Des niveaux élevés de tyrosine, un acide aminé présent dans les aliments riches en protéines, pourraient être liés à une espérance de vie réduite chez les hommes, selon une étude récente. Les résultats, issus d’une analyse approfondie de données génétiques et de santé, suggèrent que cet impact pourrait varier selon le sexe.
L’étude, publiée dans la revue Aging, a porté sur plus de 270 000 participants à la biobanque britannique. Les chercheurs de l’Université de Hong Kong et de l’Université de Géorgie ont examiné les liens entre les taux sanguins de phénylalanine et de tyrosine et la mortalité globale.
Initialement, les deux acides aminés semblaient associés à un risque de décès accru. Cependant, une analyse plus poussée a révélé que seule la tyrosine présentait une relation cohérente avec une espérance de vie plus courte chez les hommes. Les modèles génétiques indiquent que les hommes ayant des niveaux élevés de tyrosine pourraient vivre en moyenne près d’un an de moins.

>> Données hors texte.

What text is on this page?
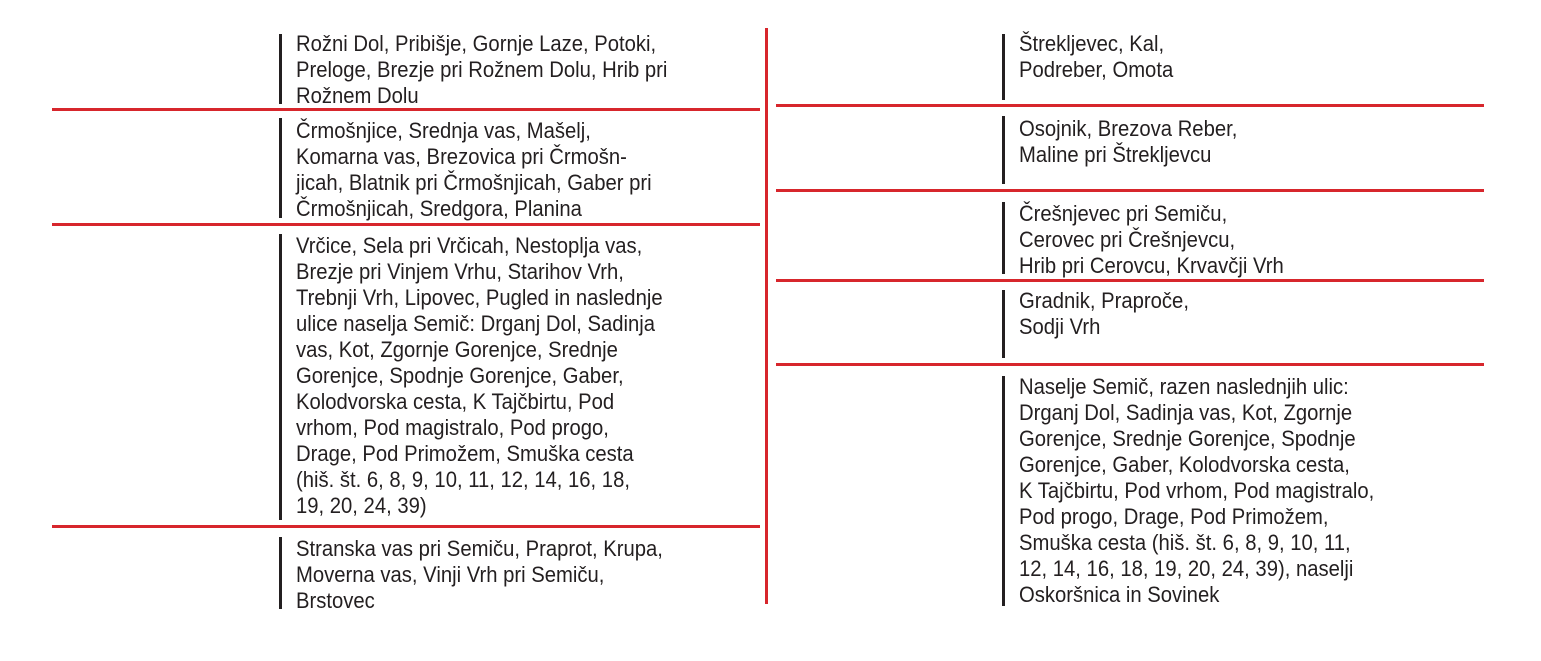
Rožni Dol, Pribišje, Gornje Laze, Potoki,
Preloge, Brezje pri Rožnem Dolu, Hrib pri
Rožnem Dolu
Črmošnjice, Srednja vas, Mašelj,
Komarna vas, Brezovica pri Črmošn-
jicah, Blatnik pri Črmošnjicah, Gaber pri
Črmošnjicah, Sredgora, Planina
Vrčice, Sela pri Vrčicah, Nestoplja vas,
Brezje pri Vinjem Vrhu, Starihov Vrh,
Trebnji Vrh, Lipovec, Pugled in naslednje
ulice naselja Semič: Drganj Dol, Sadinja
vas, Kot, Zgornje Gorenjce, Srednje
Gorenjce, Spodnje Gorenjce, Gaber,
Kolodvorska cesta, K Tajčbirtu, Pod
vrhom, Pod magistralo, Pod progo,
Drage, Pod Primožem, Smuška cesta
(hiš. št. 6, 8, 9, 10, 11, 12, 14, 16, 18,
19, 20, 24, 39)
Stranska vas pri Semiču, Praprot, Krupa,
Moverna vas, Vinji Vrh pri Semiču,
Brstovec
Štrekljevec, Kal,
Podreber, Omota
Osojnik, Brezova Reber,
Maline pri Štrekljevcu
Črešnjevec pri Semiču,
Cerovec pri Črešnjevcu,
Hrib pri Cerovcu, Krvavčji Vrh
Gradnik, Praproče,
Sodji Vrh
Naselje Semič, razen naslednjih ulic:
Drganj Dol, Sadinja vas, Kot, Zgornje
Gorenjce, Srednje Gorenjce, Spodnje
Gorenjce, Gaber, Kolodvorska cesta,
K Tajčbirtu, Pod vrhom, Pod magistralo,
Pod progo, Drage, Pod Primožem,
Smuška cesta (hiš. št. 6, 8, 9, 10, 11,
12, 14, 16, 18, 19, 20, 24, 39), naselji
Oskoršnica in Sovinek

« La phénylalanine n’a montré aucune association avec la durée de vie chez les hommes ou les femmes après contrôle de la tyrosine », ont constaté les chercheurs.
La tyrosine joue un rôle crucial dans le métabolisme et l’activité cérébrale, intervenant notamment dans la production de neurotransmetteurs comme la dopamine, qui influence l’humeur et les fonctions cognitives. Les scientifiques tentent désormais de comprendre les mécanismes biologiques qui pourraient expliquer cet impact sur la longévité masculine.
Une piste explorée concerne la résistance à l’insuline, un facteur de risque pour de nombreuses maladies liées à l’âge. La tyrosine est également impliquée dans la production de neurotransmetteurs liés au stress, dont l’influence pourrait différer entre les hommes et les femmes en raison de variations hormonales.
Les chercheurs soulignent que les hommes ont généralement des niveaux de tyrosine plus élevés que les femmes, ce qui pourrait contribuer à expliquer les différences observées en matière d’espérance de vie. Ils suggèrent que des ajustements alimentaires, tels qu’une modération de l’apport global en protéines, pourraient potentiellement réduire les niveaux de tyrosine et favoriser un vieillissement plus sain. Des recherches supplémentaires sont nécessaires pour confirmer ces résultats et déterminer si des interventions spécifiques peuvent améliorer la longévité.
Bien que la tyrosine soit souvent commercialisée comme un supplément pour améliorer la concentration et les performances mentales, cette étude soulève des questions quant à ses effets à long terme sur la santé.